A $2\times2$ complex matrix has four complex parameters. If we require the determinant $ad-bc$ to be 1, this allows three complex degrees of freedom. Thus, it is not surprising that prescribing the images of a Möbius transformation at three points determines the transformation completely. This is stated precisely as follows.

Triple Transitivity: Let $z_1$, $z_2$, $z_3$ be any three distinct points in the Riemann sphere, and let $w_1$, $w_2$, $w_3$ be another triple of distinct points in the Riemann sphere (distinct from each other but not necessarily from the $z_j$'s). Then there is precisely one conformal Möbius transformation $m(z)=\frac{az+b}{cz+d}$ such that $m(z_j)=w_j$ for each $j=1,2,3$.

Proof: This statement has both an existence and uniqueness part. First, let's prove there is a transformation that maps $z_1$, $z_2$, $z_3$ to 0, 1, $\infty$, respectively. This we can do by an explicit formula: $$T_1(z)=\left(\frac{z-z_1}{z-z_3}\right) \left(\frac{z_2-z_3}{z_2-z_1}\right).$$ Our claim may be verified by simply checking this formula for each of $z_1$, $z_2$, $z_3$.

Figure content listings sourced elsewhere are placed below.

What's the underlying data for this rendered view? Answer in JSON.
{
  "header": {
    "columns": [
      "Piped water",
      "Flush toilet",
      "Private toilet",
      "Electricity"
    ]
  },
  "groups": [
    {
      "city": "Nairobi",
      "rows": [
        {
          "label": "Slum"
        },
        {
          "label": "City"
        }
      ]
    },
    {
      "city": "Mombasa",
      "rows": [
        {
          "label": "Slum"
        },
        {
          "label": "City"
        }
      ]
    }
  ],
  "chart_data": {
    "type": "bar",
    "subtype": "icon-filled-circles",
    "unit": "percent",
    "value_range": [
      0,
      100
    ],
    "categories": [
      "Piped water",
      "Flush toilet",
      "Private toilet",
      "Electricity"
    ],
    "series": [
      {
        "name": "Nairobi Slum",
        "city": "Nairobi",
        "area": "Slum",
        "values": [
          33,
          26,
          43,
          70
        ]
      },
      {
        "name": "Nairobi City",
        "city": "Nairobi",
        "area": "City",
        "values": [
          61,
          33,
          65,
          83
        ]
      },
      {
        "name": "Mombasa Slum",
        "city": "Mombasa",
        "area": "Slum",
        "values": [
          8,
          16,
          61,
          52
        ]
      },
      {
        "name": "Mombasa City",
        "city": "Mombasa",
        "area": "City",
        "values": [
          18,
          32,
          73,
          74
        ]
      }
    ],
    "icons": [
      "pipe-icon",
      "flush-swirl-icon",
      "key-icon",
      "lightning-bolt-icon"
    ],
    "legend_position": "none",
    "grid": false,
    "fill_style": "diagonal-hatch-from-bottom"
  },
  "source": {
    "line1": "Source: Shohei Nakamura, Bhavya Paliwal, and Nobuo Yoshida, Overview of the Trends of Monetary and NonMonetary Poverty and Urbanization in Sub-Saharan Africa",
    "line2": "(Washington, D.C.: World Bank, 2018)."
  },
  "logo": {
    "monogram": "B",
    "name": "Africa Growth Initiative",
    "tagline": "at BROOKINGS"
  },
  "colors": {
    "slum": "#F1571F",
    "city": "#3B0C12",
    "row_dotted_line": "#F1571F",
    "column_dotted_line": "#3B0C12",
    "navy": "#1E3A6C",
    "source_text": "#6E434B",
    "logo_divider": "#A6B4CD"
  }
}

Let $T_2(z)$ be the analogous transformation mapping $w_1$, $w_2$, $w_3$ onto 0, 1, $\infty$, respectively. Then $T_2^{-1}\circ T_1$ carries $z_1$, $z_2$, $z_3$ to $w_1$, $w_2$, $w_3$, respectively. This proves the existence of the map $m(z)$ claimed by the statement.

To prove uniqueness, assume there are two Möbius maps $m_1(z)$, $m_2(z)$ carrying $z_j$ to $w_j$ for $j=1,2,3$. Then $m_2^{-1}\circ m_1$ is a conformal map carrying $z_j$ to $z_j$ for $j=1,2,3$. Thus, $m_2^{-1}\circ m_1$ is a conformal Möbius transformation with at least three distinct fixed points. The only such transformation is the identity transformation. (Note this wouldn't be true if we allowed anti-conformal transformations such as reflections.) thus, $m_2^{-1}\circ m_1(z)=z$, from which by applying $m_2$ we deduce $m_1(z)=m_2(z)$. QED

This is an extremely practical tool for constructing Möbius maps that accomplish prescribed goals. For instance, suppose we wish to have a map that transforms the unit circle to the real line. Then we cook up a map sending $1$, $i$, $-1$ to 0, 1, $\infty$, respectively. This would be $$m(z)=\left(\frac{z-1}{z+1}\right)\left(\frac{i+1}{i-1}\right) = -i\,\frac{z-1}{z+1}.$$ Since three points determine a circle, and Möbius transformations carry circles to circles, this map does indeed map the unit circle to the real axis.